Либгерик
Шрифт:
Снова «Синий блюз». Кристина оглядывается на смартфон, лежащий возле зеркала, и просит Шустова подать аппарат. Шустов чертыхается, но встает, подносит ей смартфон, тяжело дышит. Кристина испуганно отшатывается от него, морщит нос с горбинкой, машет у лица рукой, как веером, бормочет: «Фу-у!.. Амбре посконное» – и уже отвечает на звонок:
– Светлана? Здравствуйте! Да. Да. Все прекрасно. Мы… мы… Что? Нет, мы… Снег? Ну и что. Мы совершили восхождение на гору.
Шустов скидывает халат и плетется в ванную, зевая и почесывая заметный волосатый живот, волосатую грудь. Кристина провожает его острым взглядом поверх очков.
Шустов долго стоит под душем, добавляя то холодной воды, то горячей. Гостиничный шампунь какой-то странный, плохо мылится, но благоухает приятно, свежо и чуть экзотично. Шустов вытирается толстым бархатистым полотенцем, возвращается в комнату.
– Слушай, – говорит Кристина, – так ты, оказывается, выдул ночью всю эту соджу? Или уже утром?
– Какая разница, – глухо отвечает Шустов.
Он следит за Кристиной, как она собирается.
– Начало ведь позже, – напоминает он. – Что-то изменилось?
– Все-таки надо купить обувку, неужели ты думаешь, что я должна щеголять в этих кривых черевичках?
– Но я еще не просох…
– Это заметно.
– Да ладно тебе! Подумаешь, попробовал местной водицы, чуть разбавленной спиртосодержащим раствором. Там градусов, как у пива.

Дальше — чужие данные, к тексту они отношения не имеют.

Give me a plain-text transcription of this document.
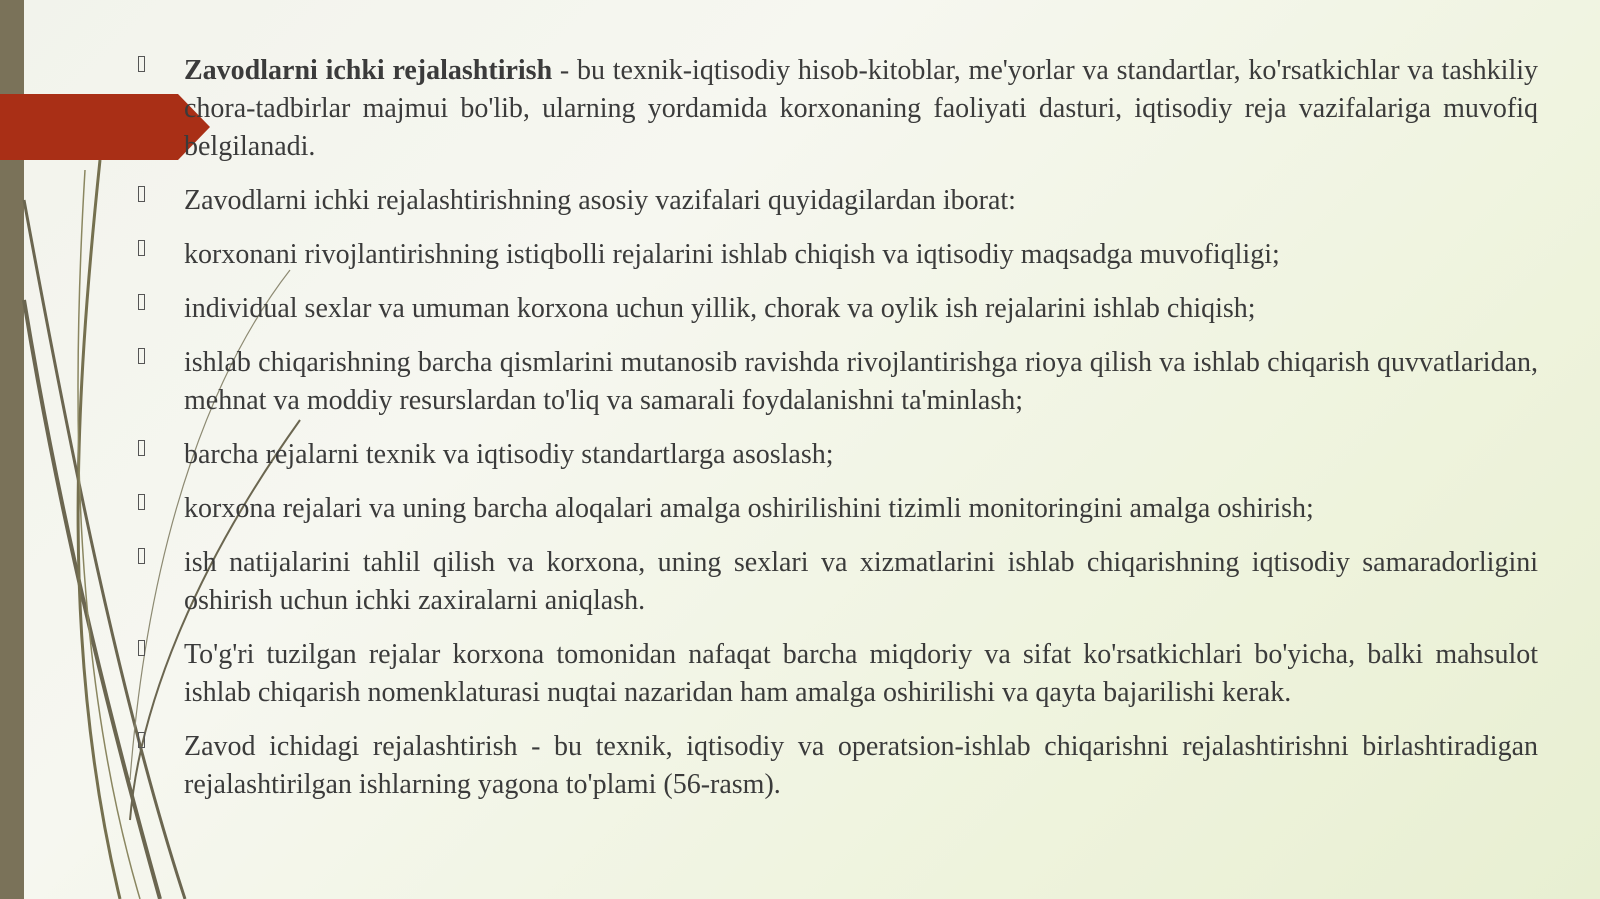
Zavodlarni ichki rejalashtirish - bu texnik-iqtisodiy hisob-kitoblar, me'yorlar va standartlar, ko'rsatkichlar va tashkiliy chora-tadbirlar majmui bo'lib, ularning yordamida korxonaning faoliyati dasturi, iqtisodiy reja vazifalariga muvofiq belgilanadi.
Zavodlarni ichki rejalashtirishning asosiy vazifalari quyidagilardan iborat:
korxonani rivojlantirishning istiqbolli rejalarini ishlab chiqish va iqtisodiy maqsadga muvofiqligi;
individual sexlar va umuman korxona uchun yillik, chorak va oylik ish rejalarini ishlab chiqish;
ishlab chiqarishning barcha qismlarini mutanosib ravishda rivojlantirishga rioya qilish va ishlab chiqarish quvvatlaridan, mehnat va moddiy resurslardan to'liq va samarali foydalanishni ta'minlash;
barcha rejalarni texnik va iqtisodiy standartlarga asoslash;
korxona rejalari va uning barcha aloqalari amalga oshirilishini tizimli monitoringini amalga oshirish;
ish natijalarini tahlil qilish va korxona, uning sexlari va xizmatlarini ishlab chiqarishning iqtisodiy samaradorligini oshirish uchun ichki zaxiralarni aniqlash.
To'g'ri tuzilgan rejalar korxona tomonidan nafaqat barcha miqdoriy va sifat ko'rsatkichlari bo'yicha, balki mahsulot ishlab chiqarish nomenklaturasi nuqtai nazaridan ham amalga oshirilishi va qayta bajarilishi kerak.
Zavod ichidagi rejalashtirish - bu texnik, iqtisodiy va operatsion-ishlab chiqarishni rejalashtirishni birlashtiradigan rejalashtirilgan ishlarning yagona to'plami (56-rasm).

– Вполне достаточно для разгона.
– Никто не собирается разгоняться.
Кристина отмахивается и надевает юбку.
– Я тоже хочу выйти, – говорит Шустов.
– Разве я тебя запираю? Тут две магнитные карточки.
– Я с тобой.
– Ну уж нет! – отрезает Кристина, поправляя блузу и надевая сверху приталенный пиджачок.
– Да не на конференцию. А в обувной. Помогу выбрать сапоги.
– Нет.
– Почему? – растерянно спрашивает Шустов.

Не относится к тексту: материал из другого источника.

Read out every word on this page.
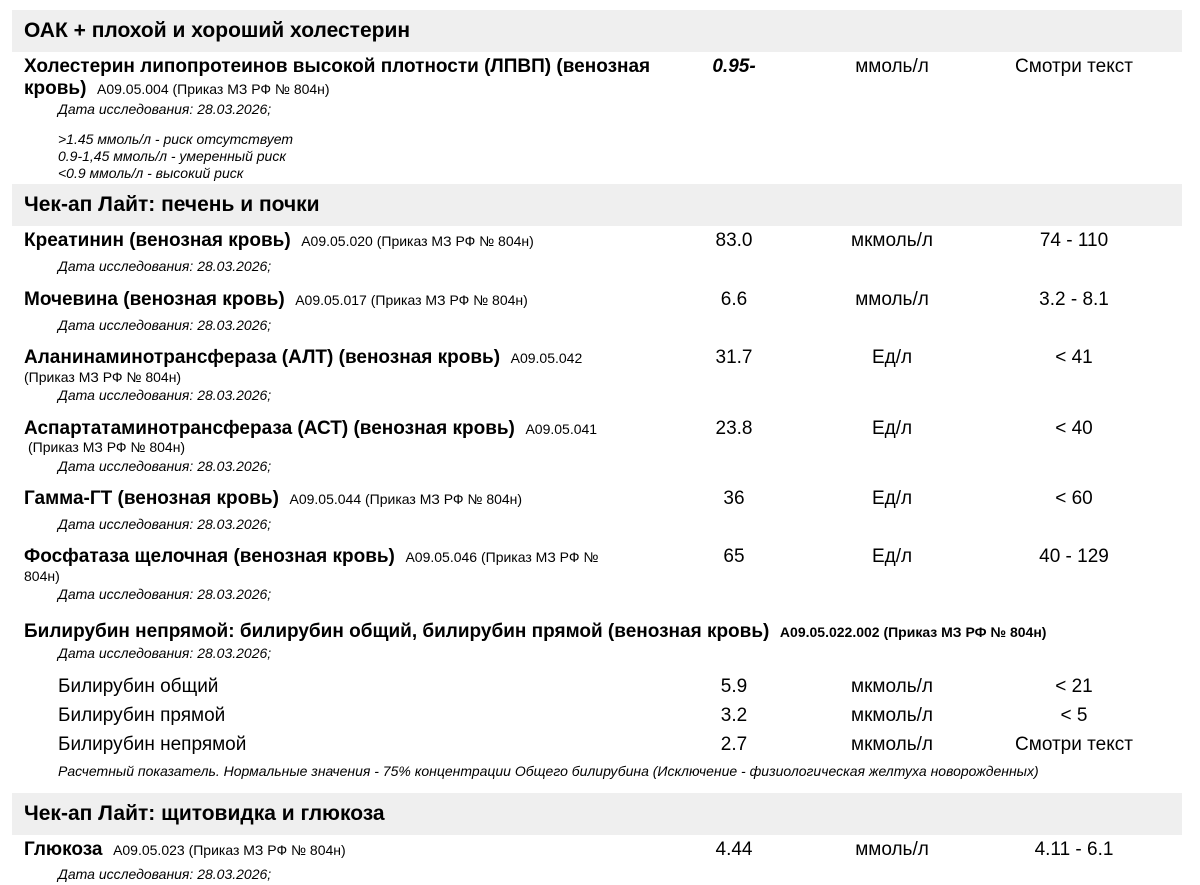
ОАК + плохой и хороший холестерин
Холестерин липопротеинов высокой плотности (ЛПВП) (венозная кровь) A09.05.004 (Приказ МЗ РФ № 804н)
0.95-	ммоль/л	Смотри текст
Дата исследования: 28.03.2026;
>1.45 ммоль/л - риск отсутствует
0.9-1,45 ммоль/л - умеренный риск
<0.9 ммоль/л - высокий риск
Чек-ап Лайт: печень и почки
Креатинин (венозная кровь) A09.05.020 (Приказ МЗ РФ № 804н)	83.0	мкмоль/л	74 - 110
Дата исследования: 28.03.2026;
Мочевина (венозная кровь) A09.05.017 (Приказ МЗ РФ № 804н)	6.6	ммоль/л	3.2 - 8.1
Дата исследования: 28.03.2026;
Аланинаминотрансфераза (АЛТ) (венозная кровь) A09.05.042
(Приказ МЗ РФ № 804н)
31.7	Ед/л	< 41
Дата исследования: 28.03.2026;
Аспартатаминотрансфераза (АСТ) (венозная кровь) A09.05.041
(Приказ МЗ РФ № 804н)
23.8	Ед/л	< 40
Дата исследования: 28.03.2026;
Гамма-ГТ (венозная кровь) A09.05.044 (Приказ МЗ РФ № 804н)	36	Ед/л	< 60
Дата исследования: 28.03.2026;
Фосфатаза щелочная (венозная кровь) A09.05.046 (Приказ МЗ РФ №
804н)
65	Ед/л	40 - 129
Дата исследования: 28.03.2026;
Билирубин непрямой: билирубин общий, билирубин прямой (венозная кровь) A09.05.022.002 (Приказ МЗ РФ № 804н)
Дата исследования: 28.03.2026;
Билирубин общий	5.9	мкмоль/л	< 21
Билирубин прямой	3.2	мкмоль/л	< 5
Билирубин непрямой	2.7	мкмоль/л	Смотри текст
Расчетный показатель. Нормальные значения - 75% концентрации Общего билирубина (Исключение - физиологическая желтуха новорожденных)
Чек-ап Лайт: щитовидка и глюкоза
Глюкоза A09.05.023 (Приказ МЗ РФ № 804н)	4.44	ммоль/л	4.11 - 6.1
Дата исследования: 28.03.2026;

– Потому. Своим сивушным ароматом распугаешь весь персонал.
– Тьфу ты! Как будто они не квасят. Экие нежные эти корейцы. Ты что, не слыхала, как они ржут на улицах? Прут такими тиграми. Ну, улыбнутся для приличия. А сами тигры и есть. Ихнюю страну так и называют: прыгнувший тигра. Прыгнувшая. То есть… Ладно, иди-иди. Привет профессору Тадж Махалу Юнгу.
– Его зовут Юонг.
– Какая разница, Тадж Нахал он и есть Тадж…
Шустов надевает халат, наливает в чайник воду, включает его.
– Да, а что, гид звонила? – спрашивает он.
– Звонила, – коротко отвечает Кристина.
Шустов ждет, но Кристина
– И чего она?
– Ничего, – в тон ему отвечает Кристина.
– Ну и хрен с ней, – бросает Шустов и заваливается на постель, берет пульт, включает арабский канал, повышает громкость.
Кристина морщится, но ничего не говорит, торопливо собирается и проходит в прихожую. Надевает плащ, берет сумку. Клацает защелка на двери. Шустов остается один в номере, наполненном арабской тарабарщиной.
– Что ж! – ожесточенно кричит он бородатому арабу, берущему интервью у другого бородатого араба в мечети. – Камин затоплю! Буду пить! Хорошо бы собаку купить!..
Закипает вода в электрическом чайнике. Шустов заваривает чай. Подождав, пьет его, сидя за стеклянным столиком у окна, под арабский громкий говор, но не глядя на экран. Смотрит он в окно, на заснеженную крышу церкви в окружении высотных домов, в окнах которых сияют солнца, множество корейских солнц.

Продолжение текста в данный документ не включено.